Interword Coarticulation Modeling for Continuous Speech Recognition
Mei-Yuh Hwang,Hsiao-Wuen Hon,Kai-Fu Lee
DOI: https://doi.org/10.1121/1.2026700
1989-01-01
The Journal of the Acoustical Society of America
Abstract:In large-vocabulary continuous speech recognition, subword units must be used for practical reasons. Context-dependent phone models have become a very successful class of subword units. These phone-sized models take into account the neighboring phonetic contexts, which strongly affect the realization of a phone. However, previous approaches have only considered intraword coarticulation, and have ignored interword coarticulation, which is very important in continuous speech, especially for short function words like “the” and “a.” This study extends triphone-based modeling to interword coarticulation modeling. A simple extension of triphones is problematic due to the sharply growing number of triphones.
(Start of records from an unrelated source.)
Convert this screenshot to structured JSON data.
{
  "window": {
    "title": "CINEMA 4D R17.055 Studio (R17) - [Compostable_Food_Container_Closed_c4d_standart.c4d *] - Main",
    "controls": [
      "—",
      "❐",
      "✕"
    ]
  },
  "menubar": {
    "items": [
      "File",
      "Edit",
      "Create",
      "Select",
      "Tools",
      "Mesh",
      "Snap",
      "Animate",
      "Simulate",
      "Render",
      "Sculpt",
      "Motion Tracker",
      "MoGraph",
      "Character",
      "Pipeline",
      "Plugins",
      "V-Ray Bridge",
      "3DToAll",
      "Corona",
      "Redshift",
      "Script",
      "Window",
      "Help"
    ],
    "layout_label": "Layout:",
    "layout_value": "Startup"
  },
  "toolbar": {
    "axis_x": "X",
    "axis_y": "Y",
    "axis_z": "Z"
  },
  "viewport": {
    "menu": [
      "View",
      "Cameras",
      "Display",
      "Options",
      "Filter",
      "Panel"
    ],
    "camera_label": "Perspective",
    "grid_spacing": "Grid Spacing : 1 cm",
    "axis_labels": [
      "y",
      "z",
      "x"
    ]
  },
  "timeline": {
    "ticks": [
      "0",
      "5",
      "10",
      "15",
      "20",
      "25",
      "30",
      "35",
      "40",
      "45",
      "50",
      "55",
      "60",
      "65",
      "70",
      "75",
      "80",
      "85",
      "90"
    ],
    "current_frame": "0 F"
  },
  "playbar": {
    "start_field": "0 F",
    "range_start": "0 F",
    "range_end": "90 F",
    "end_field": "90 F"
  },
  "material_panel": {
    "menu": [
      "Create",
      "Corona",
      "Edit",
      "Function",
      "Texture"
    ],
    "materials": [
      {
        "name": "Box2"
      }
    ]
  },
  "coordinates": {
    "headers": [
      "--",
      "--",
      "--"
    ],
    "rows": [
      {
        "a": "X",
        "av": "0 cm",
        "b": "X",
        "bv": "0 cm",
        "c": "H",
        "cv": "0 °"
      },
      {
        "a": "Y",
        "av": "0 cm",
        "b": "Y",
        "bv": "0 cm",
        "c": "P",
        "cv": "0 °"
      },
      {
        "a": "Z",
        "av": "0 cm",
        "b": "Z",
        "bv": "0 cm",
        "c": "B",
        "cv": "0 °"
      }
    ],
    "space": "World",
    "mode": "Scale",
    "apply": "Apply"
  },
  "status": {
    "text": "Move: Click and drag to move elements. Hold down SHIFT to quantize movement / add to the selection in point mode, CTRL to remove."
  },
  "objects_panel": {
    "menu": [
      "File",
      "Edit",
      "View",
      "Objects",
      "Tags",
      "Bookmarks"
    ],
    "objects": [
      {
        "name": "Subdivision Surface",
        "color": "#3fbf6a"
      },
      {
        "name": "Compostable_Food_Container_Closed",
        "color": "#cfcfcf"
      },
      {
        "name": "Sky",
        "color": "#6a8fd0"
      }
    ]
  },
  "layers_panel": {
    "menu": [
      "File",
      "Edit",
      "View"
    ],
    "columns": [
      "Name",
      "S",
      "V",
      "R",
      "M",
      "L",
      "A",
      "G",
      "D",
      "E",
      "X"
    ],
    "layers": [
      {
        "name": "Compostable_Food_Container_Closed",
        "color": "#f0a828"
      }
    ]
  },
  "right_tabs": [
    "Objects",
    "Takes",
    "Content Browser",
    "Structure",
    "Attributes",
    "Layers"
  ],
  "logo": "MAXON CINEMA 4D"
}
In order to contain this growth, a maximum-likelihood clustering procedure was introduced to reduce 7057 intraword and interword triphones to 1000 generalized triphones. Interword generalized triphones were incorporated into a large-vocabulary, speaker-independent, continuous speech recognizer, SPHINX [K. F. Lee and H. W. Hon, Large Vocabulary Speaker-lndependent Continuous Speech Recognition (ICASSP, 1988)]. This improvement reduced the number of errors by as much as 44% on the 1000-word DARPA resource management task. This demonstrates the importance of interword coarticulation modeling, and the effectiveness of the methods used.